Alamandine Mitigates Inflammation and Oxidative Stress in OVA-Induced Asthma: A Novel Therapeutic Approach

Background: Asthma is a chronic inflammatory airway disease characterized by airway hyperresponsiveness, mucus overproduction, and oxidative stress. Alamandine (Ala), a peptide of the renin–angiotensin system, has shown anti-inflammatory and antioxidant properties in several experimental models. This study aimed to investigate the potential protective effects of Ala in an ovalbumin (OVA)-induced model of allergic asthma in mice. Methods: Thirty-five male mice were divided into control, OVA, OVA+Ala, OVA+dexamethasone, and Ala-only groups. Asthma was induced by sensitization and challenge with OVA. Ala (50 μg/kg) and dexamethasone (2 mg/kg) were administered intraperitoneally during the challenge phase.
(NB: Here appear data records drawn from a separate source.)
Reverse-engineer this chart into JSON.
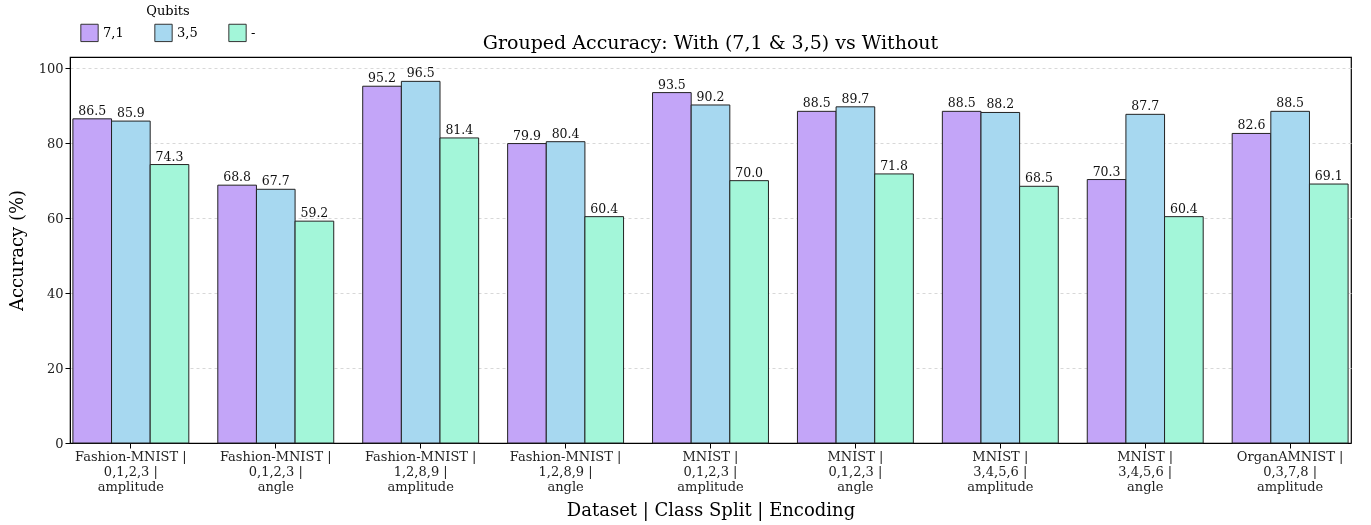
{
  "chart_data": {
    "type": "bar",
    "title": "Grouped Accuracy: With (7,1 & 3,5) vs Without",
    "xlabel": "Dataset | Class Split | Encoding",
    "ylabel": "Accuracy (%)",
    "legend_title": "Qubits",
    "categories": [
      "Fashion-MNIST |\n0,1,2,3 |\namplitude",
      "Fashion-MNIST |\n0,1,2,3 |\nangle",
      "Fashion-MNIST |\n1,2,8,9 |\namplitude",
      "Fashion-MNIST |\n1,2,8,9 |\nangle",
      "MNIST |\n0,1,2,3 |\namplitude",
      "MNIST |\n0,1,2,3 |\nangle",
      "MNIST |\n3,4,5,6 |\namplitude",
      "MNIST |\n3,4,5,6 |\nangle",
      "OrganAMNIST |\n0,3,7,8 |\namplitude"
    ],
    "series": [
      {
        "name": "7,1",
        "color": "#c3a5f8",
        "values": [
          86.5,
          68.8,
          95.2,
          79.9,
          93.5,
          88.5,
          88.5,
          70.3,
          82.6
        ],
        "value_labels": [
          "86.5",
          "68.8",
          "95.2",
          "79.9",
          "93.5",
          "88.5",
          "88.5",
          "70.3",
          "82.6"
        ]
      },
      {
        "name": "3,5",
        "color": "#a7d8f0",
        "values": [
          85.9,
          67.7,
          96.5,
          80.4,
          90.2,
          89.7,
          88.2,
          87.7,
          88.5
        ],
        "value_labels": [
          "85.9",
          "67.7",
          "96.5",
          "80.4",
          "90.2",
          "89.7",
          "88.2",
          "87.7",
          "88.5"
        ]
      },
      {
        "name": "-",
        "color": "#a3f6d9",
        "values": [
          74.3,
          59.2,
          81.4,
          60.4,
          70.0,
          71.8,
          68.5,
          60.4,
          69.1
        ],
        "value_labels": [
          "74.3",
          "59.2",
          "81.4",
          "60.4",
          "70.0",
          "71.8",
          "68.5",
          "60.4",
          "69.1"
        ]
      }
    ],
    "ylim": [
      0,
      103
    ],
    "yticks": [
      0,
      20,
      40,
      60,
      80,
      100
    ],
    "grid": "y",
    "legend": "top left"
  }
}
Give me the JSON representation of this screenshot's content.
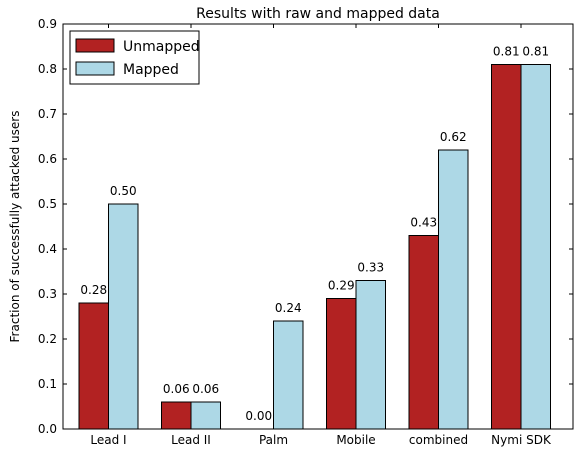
{
  "chart_data": {
    "type": "bar",
    "title": "Results with raw and mapped data",
    "xlabel": "",
    "ylabel": "Fraction of successfully attacked users",
    "ylim": [
      0,
      0.9
    ],
    "yticks": [
      "0.0",
      "0.1",
      "0.2",
      "0.3",
      "0.4",
      "0.5",
      "0.6",
      "0.7",
      "0.8",
      "0.9"
    ],
    "categories": [
      "Lead I",
      "Lead II",
      "Palm",
      "Mobile",
      "combined",
      "Nymi SDK"
    ],
    "series": [
      {
        "name": "Unmapped",
        "color": "#b22222",
        "values": [
          0.28,
          0.06,
          0.0,
          0.29,
          0.43,
          0.81
        ],
        "labels": [
          "0.28",
          "0.06",
          "0.00",
          "0.29",
          "0.43",
          "0.81"
        ]
      },
      {
        "name": "Mapped",
        "color": "#add8e6",
        "values": [
          0.5,
          0.06,
          0.24,
          0.33,
          0.62,
          0.81
        ],
        "labels": [
          "0.50",
          "0.06",
          "0.24",
          "0.33",
          "0.62",
          "0.81"
        ]
      }
    ],
    "legend_position": "top-left",
    "grid": false
  }
}
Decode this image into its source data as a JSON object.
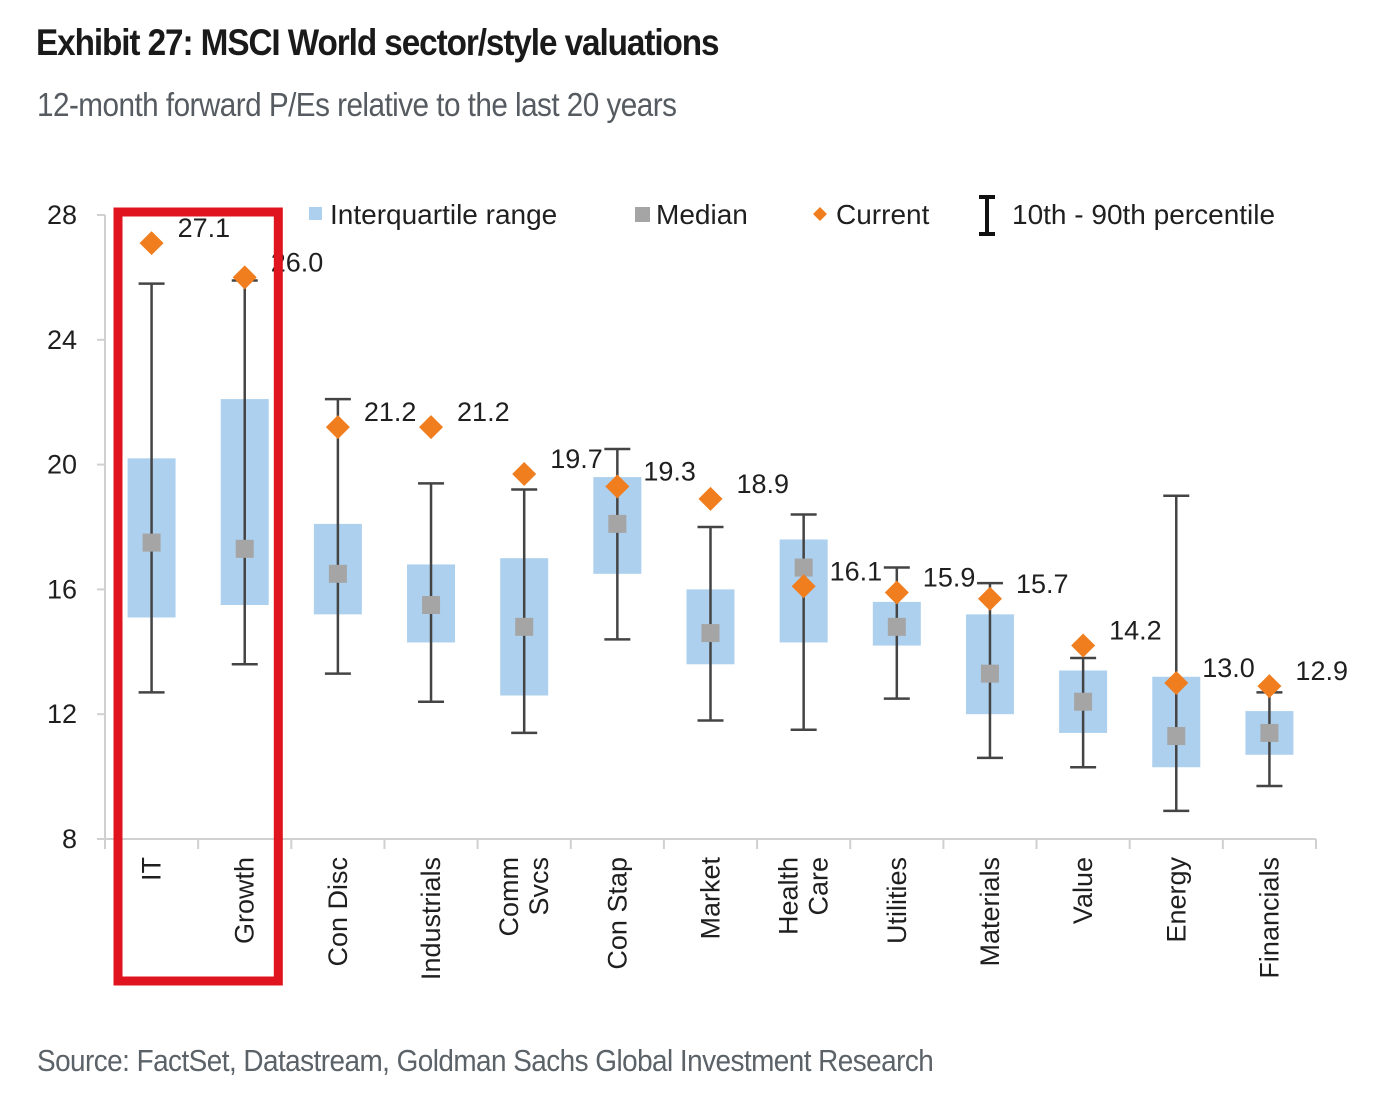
{
  "header": {
    "title": "Exhibit 27: MSCI World sector/style valuations",
    "subtitle": "12-month forward P/Es relative to the last 20 years"
  },
  "footer": {
    "source": "Source: FactSet, Datastream, Goldman Sachs Global Investment Research"
  },
  "colors": {
    "iqr": "#acd0ee",
    "median": "#a5a5a5",
    "current": "#f07d1e",
    "whisker": "#444444",
    "highlight": "#e0141e",
    "axis": "#d0d0d0"
  },
  "highlight": {
    "categories": [
      "IT",
      "Growth"
    ]
  },
  "chart_data": {
    "type": "box",
    "title": "Exhibit 27: MSCI World sector/style valuations",
    "subtitle": "12-month forward P/Es relative to the last 20 years",
    "xlabel": "",
    "ylabel": "",
    "ylim": [
      8,
      28
    ],
    "yticks": [
      8,
      12,
      16,
      20,
      24,
      28
    ],
    "grid": false,
    "legend_position": "top",
    "legend": [
      {
        "key": "iqr",
        "label": "Interquartile range"
      },
      {
        "key": "median",
        "label": "Median"
      },
      {
        "key": "current",
        "label": "Current"
      },
      {
        "key": "range",
        "label": "10th - 90th percentile"
      }
    ],
    "categories": [
      {
        "name": "IT",
        "lines": [
          "IT"
        ],
        "p10": 12.7,
        "q1": 15.1,
        "median": 17.5,
        "q3": 20.2,
        "p90": 25.8,
        "current": 27.1
      },
      {
        "name": "Growth",
        "lines": [
          "Growth"
        ],
        "p10": 13.6,
        "q1": 15.5,
        "median": 17.3,
        "q3": 22.1,
        "p90": 25.9,
        "current": 26.0
      },
      {
        "name": "Con Disc",
        "lines": [
          "Con Disc"
        ],
        "p10": 13.3,
        "q1": 15.2,
        "median": 16.5,
        "q3": 18.1,
        "p90": 22.1,
        "current": 21.2
      },
      {
        "name": "Industrials",
        "lines": [
          "Industrials"
        ],
        "p10": 12.4,
        "q1": 14.3,
        "median": 15.5,
        "q3": 16.8,
        "p90": 19.4,
        "current": 21.2
      },
      {
        "name": "Comm Svcs",
        "lines": [
          "Comm",
          "Svcs"
        ],
        "p10": 11.4,
        "q1": 12.6,
        "median": 14.8,
        "q3": 17.0,
        "p90": 19.2,
        "current": 19.7
      },
      {
        "name": "Con Stap",
        "lines": [
          "Con Stap"
        ],
        "p10": 14.4,
        "q1": 16.5,
        "median": 18.1,
        "q3": 19.6,
        "p90": 20.5,
        "current": 19.3
      },
      {
        "name": "Market",
        "lines": [
          "Market"
        ],
        "p10": 11.8,
        "q1": 13.6,
        "median": 14.6,
        "q3": 16.0,
        "p90": 18.0,
        "current": 18.9
      },
      {
        "name": "Health Care",
        "lines": [
          "Health",
          "Care"
        ],
        "p10": 11.5,
        "q1": 14.3,
        "median": 16.7,
        "q3": 17.6,
        "p90": 18.4,
        "current": 16.1
      },
      {
        "name": "Utilities",
        "lines": [
          "Utilities"
        ],
        "p10": 12.5,
        "q1": 14.2,
        "median": 14.8,
        "q3": 15.6,
        "p90": 16.7,
        "current": 15.9
      },
      {
        "name": "Materials",
        "lines": [
          "Materials"
        ],
        "p10": 10.6,
        "q1": 12.0,
        "median": 13.3,
        "q3": 15.2,
        "p90": 16.2,
        "current": 15.7
      },
      {
        "name": "Value",
        "lines": [
          "Value"
        ],
        "p10": 10.3,
        "q1": 11.4,
        "median": 12.4,
        "q3": 13.4,
        "p90": 13.8,
        "current": 14.2
      },
      {
        "name": "Energy",
        "lines": [
          "Energy"
        ],
        "p10": 8.9,
        "q1": 10.3,
        "median": 11.3,
        "q3": 13.2,
        "p90": 19.0,
        "current": 13.0
      },
      {
        "name": "Financials",
        "lines": [
          "Financials"
        ],
        "p10": 9.7,
        "q1": 10.7,
        "median": 11.4,
        "q3": 12.1,
        "p90": 12.7,
        "current": 12.9
      }
    ]
  }
}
Lung tissues and serum samples were analyzed for inflammatory cytokines, oxidative stress markers, and histopathological alterations. Results: Treatment with Ala significantly reduced airway inflammation, eosinophil infiltration, and mucus secretion compared with the OVA group. Ala also downregulated the expression of pro-inflammatory cytokines (IL-6 and TNF-α) and suppressed NF-κB activation. Furthermore, oxidative stress markers improved following Ala administration, indicating its antioxidant potential. The effects of Ala were comparable, in part, to those of dexamethasone. Conclusion: These findings suggest that Ala may exert protective effects against allergic airway inflammation and oxidative stress in an OVA-induced asthma model. The observed improvements in cytokine levels and tissue pathology indicate that Ala could help modulate inflammatory signaling pathways involved in asthma. However, further experimental and clinical studies are needed to confirm these results and to clarify the underlying mechanisms of Ala’s action in asthma management.